Forcer l’employeur à faire la bonne chose plutôt que de punir les travailleurs

Elizabeth May (Saanich—Gulf Islands)
2021-04-28 21:28 [p.6341]
Madame la Présidente, la ministre sait que je la respecte beaucoup, mais je ne peux pas du tout être d’accord.

Combien de temps les travailleurs du Service de protection parlementaire, les chauffeurs de navette et les employés de la Chambre des communes sont-ils restés sans contrat? Les négociations ont duré longtemps. Les travailleurs du Service de protection parlementaire, les personnes qui nous ont protégés lors de l’attaque à la Chambre des communes, sont restés quatre ans sans contrat. Ils ont protesté en violant les exigences relatives à leur uniforme, et nous nous souvenons tous de les avoir vus porter des insignes.
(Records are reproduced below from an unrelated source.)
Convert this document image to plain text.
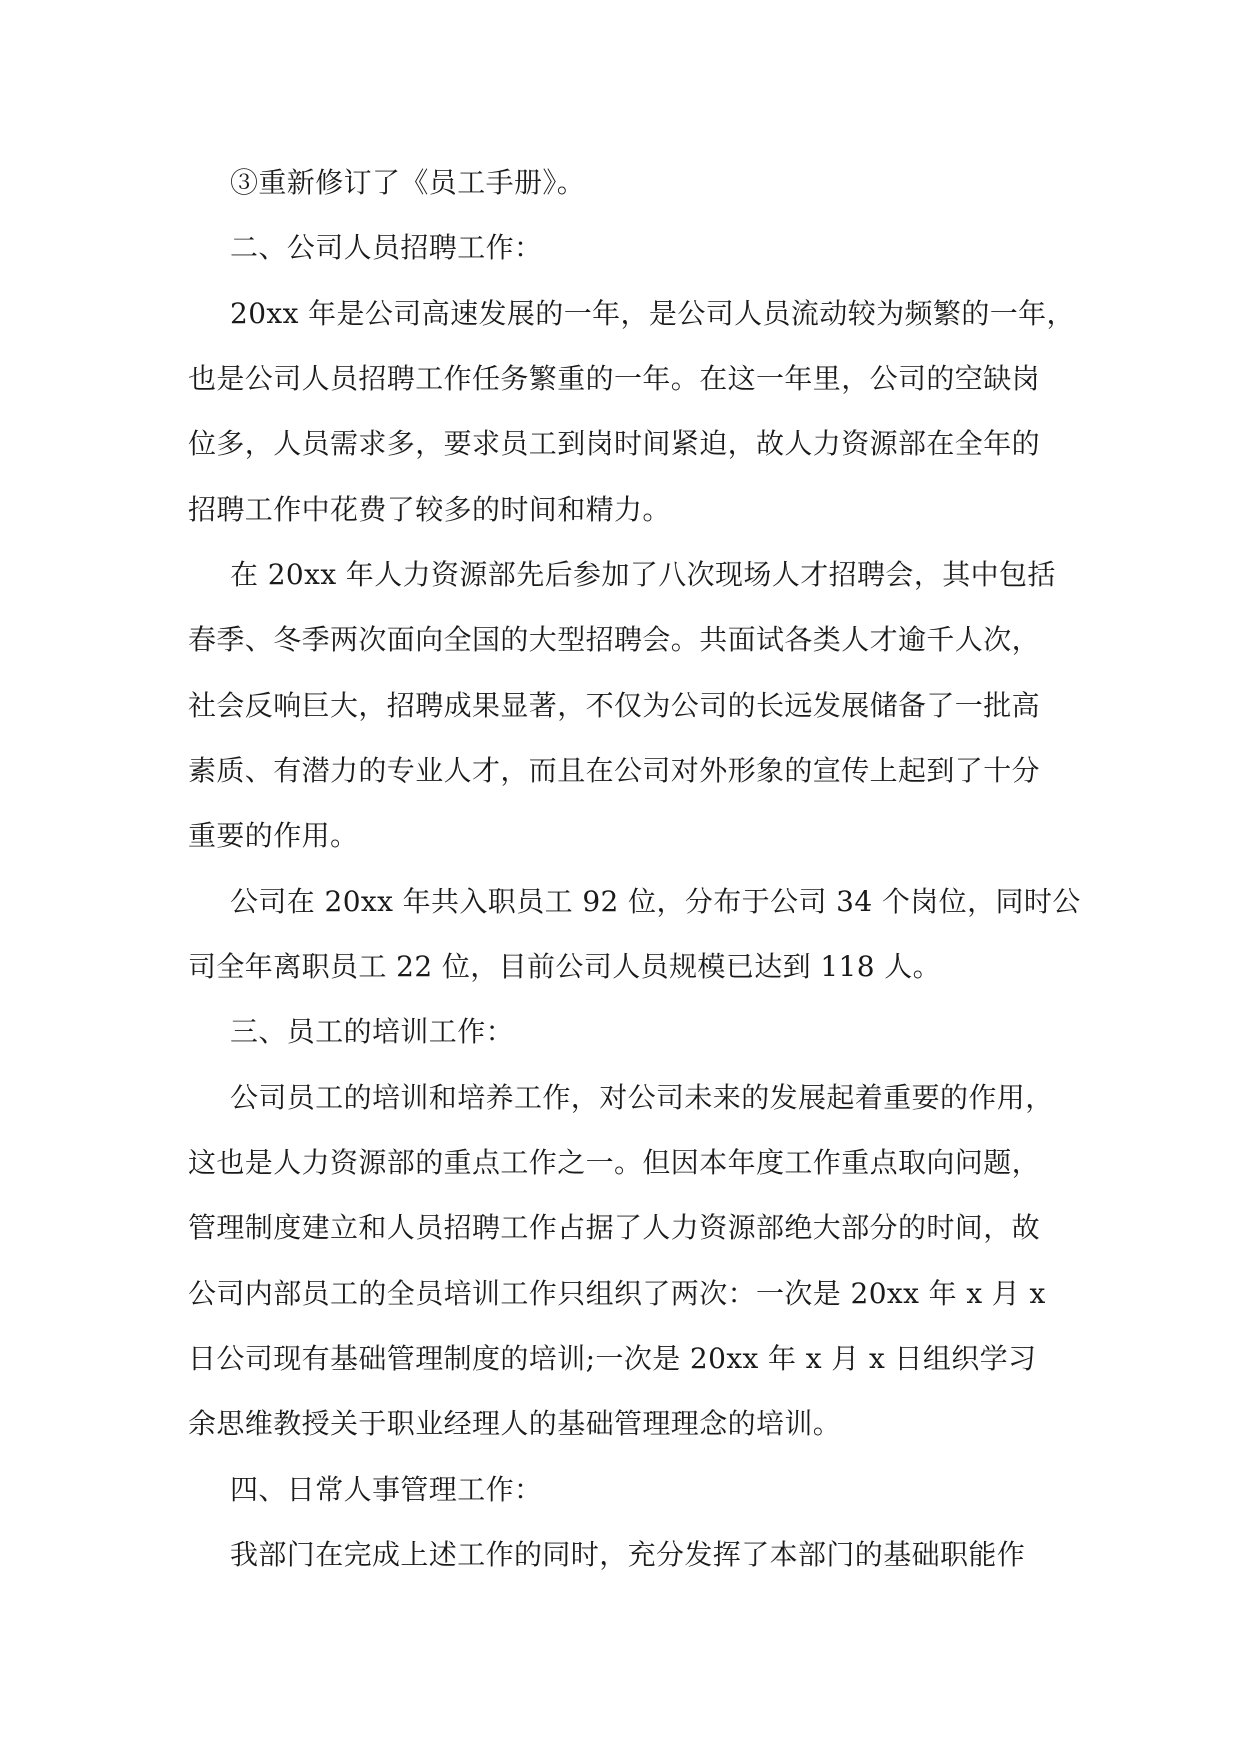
③重新修订了《员工手册》。

二、公司人员招聘工作：

20xx 年是公司高速发展的一年，是公司人员流动较为频繁的一年，

也是公司人员招聘工作任务繁重的一年。在这一年里，公司的空缺岗

位多，人员需求多，要求员工到岗时间紧迫，故人力资源部在全年的

招聘工作中花费了较多的时间和精力。

在 20xx 年人力资源部先后参加了八次现场人才招聘会，其中包括

春季、冬季两次面向全国的大型招聘会。共面试各类人才逾千人次，

社会反响巨大，招聘成果显著，不仅为公司的长远发展储备了一批高

素质、有潜力的专业人才，而且在公司对外形象的宣传上起到了十分

重要的作用。

公司在 20xx 年共入职员工 92 位，分布于公司 34 个岗位，同时公

司全年离职员工 22 位，目前公司人员规模已达到 118 人。

三、员工的培训工作：

公司员工的培训和培养工作，对公司未来的发展起着重要的作用，

这也是人力资源部的重点工作之一。但因本年度工作重点取向问题，

管理制度建立和人员招聘工作占据了人力资源部绝大部分的时间，故

公司内部员工的全员培训工作只组织了两次：一次是 20xx 年 x 月 x

日公司现有基础管理制度的培训;一次是 20xx 年 x 月 x 日组织学习

余思维教授关于职业经理人的基础管理理念的培训。

四、日常人事管理工作：

我部门在完成上述工作的同时，充分发挥了本部门的基础职能作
Parfois c’est très long, parfois c’est difficile, mais l’employeur a provoqué la situation en changeant des parties fondamentales de la convention collective. N’y a-t-il pas un moyen de forcer l’employeur à faire la bonne chose, plutôt que de punir les travailleurs?

Hon. Filomena Tassi (Hamilton West—Ancaster—Dundas)
2021-04-28 21:29 [p.6341]
Madame la Présidente, j’ai beaucoup de respect et d’admiration pour la députée.

Nous ne prenons pas parti dans ce dossier. Nous ne donnons pas notre appui à l’une ou l’autre des parties. Nous les encourageons à trouver un terrain d’entente.

Ce qui rend cette situation différente, ce sont les conséquences économiques ainsi que les effets sur la santé et la sécurité des Canadiens. Nous savons qu’un arrêt de travail complet aura des répercussions dont nous ne pouvons pas être tenus responsables, ce qui fait que nous devons agir. C’est sans compter la dernière année de lutte contre une pandémie qui a déjà affaibli les chaînes d’approvisionnement.

Nous ne pouvons pas arrêter la circulation des biens. Nous devons agir pour assurer la sécurité des Canadiens.